… Francesca Beddie reviews Laura Tingle’s Quarterly Essay.
In Political Amnesia How we forgot to govern Tingle uses the words ‘memory’ and ‘history’ interchangeably. This is a pity for the two are not the same. She herself acknowledges that ‘as time goes by, the memories tend to over-glorify the past, and under-comprehend how it came about.’ This point notwithstanding, Tingle’s essay is an important reminder that without a sound understanding of the past — history rather than memory — it is nigh impossible to govern well.
Tingle’s 16-year-old daughter is doing Ancient History, bringing into her mother’s focus Tacitus’s account of the rise of Augustus, helped by the Roman nobles’ preference for ‘the safety of the present to the dangerous past’.
If only the allure of ancient history for many a teenager persisted into adulthood! Then we might have a political class more conscious of how the past determines present decisions.
Tingle’s essay is about the role of memory in politics and policymaking in Australia. She shows how the rise of the political adviser and growing disregard for non-partisan public servants has resulted in bad government. Without institutional memory, as Tingle shows, it is easy to repeat mistakes; to lose the nuance needed in good decision making; and to reduce policy making to fashionable slogans. ‘Such simplification robs the issue of its context, its own history.’ The essay shows what happens when ideologues get hold of the reins of power: they take the science out of climate change and the complexity out of the task of maintaining national security.
Read this essay to be alarmed about what undermining the public service as a repository of memory means for the nation.
Tingle sees her own profession of journalism as important in countering the amnesia she describes. But the media too ‘are losing their memory and no longer providing a reliable contemporary record’: that first draft of history historians often consult.

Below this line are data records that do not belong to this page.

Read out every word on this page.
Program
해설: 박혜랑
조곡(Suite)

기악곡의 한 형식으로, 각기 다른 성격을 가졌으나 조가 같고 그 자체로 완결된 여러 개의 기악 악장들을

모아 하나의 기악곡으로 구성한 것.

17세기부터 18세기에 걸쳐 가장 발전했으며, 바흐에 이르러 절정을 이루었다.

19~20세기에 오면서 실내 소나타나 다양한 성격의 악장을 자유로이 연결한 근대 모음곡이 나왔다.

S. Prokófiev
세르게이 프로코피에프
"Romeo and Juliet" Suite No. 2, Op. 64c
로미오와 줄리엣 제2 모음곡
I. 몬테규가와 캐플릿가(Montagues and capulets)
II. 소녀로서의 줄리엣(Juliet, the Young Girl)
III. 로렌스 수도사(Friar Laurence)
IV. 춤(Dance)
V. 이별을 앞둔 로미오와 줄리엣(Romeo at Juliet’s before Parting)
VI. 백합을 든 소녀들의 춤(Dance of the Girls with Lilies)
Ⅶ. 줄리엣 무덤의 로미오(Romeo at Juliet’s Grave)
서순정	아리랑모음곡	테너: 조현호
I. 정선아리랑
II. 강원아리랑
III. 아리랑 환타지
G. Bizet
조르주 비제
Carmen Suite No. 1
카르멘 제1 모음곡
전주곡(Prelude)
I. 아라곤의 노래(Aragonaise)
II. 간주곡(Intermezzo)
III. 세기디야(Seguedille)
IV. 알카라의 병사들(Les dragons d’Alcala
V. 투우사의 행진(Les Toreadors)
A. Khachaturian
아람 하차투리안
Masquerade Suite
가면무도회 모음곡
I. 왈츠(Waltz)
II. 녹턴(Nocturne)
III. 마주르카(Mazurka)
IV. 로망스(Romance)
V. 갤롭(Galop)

We professional historians should be reminding policy makers (and journalists) not to rely only on long-serving officers to maintain institutional memory but also on the tools of history: good records and archives – an increasing challenge in the era of email and the post-it-note, unrecorded directives and constant pressures for cost-cutting – which can serve to counter a defective memory or add the facts to a politically convenient historical anecdote.
Moreover, institutional memory and the records are not enough. We also need historians to keep that memory in the public eye, to analyse the records and make sure history remains useful to today’s decision makers.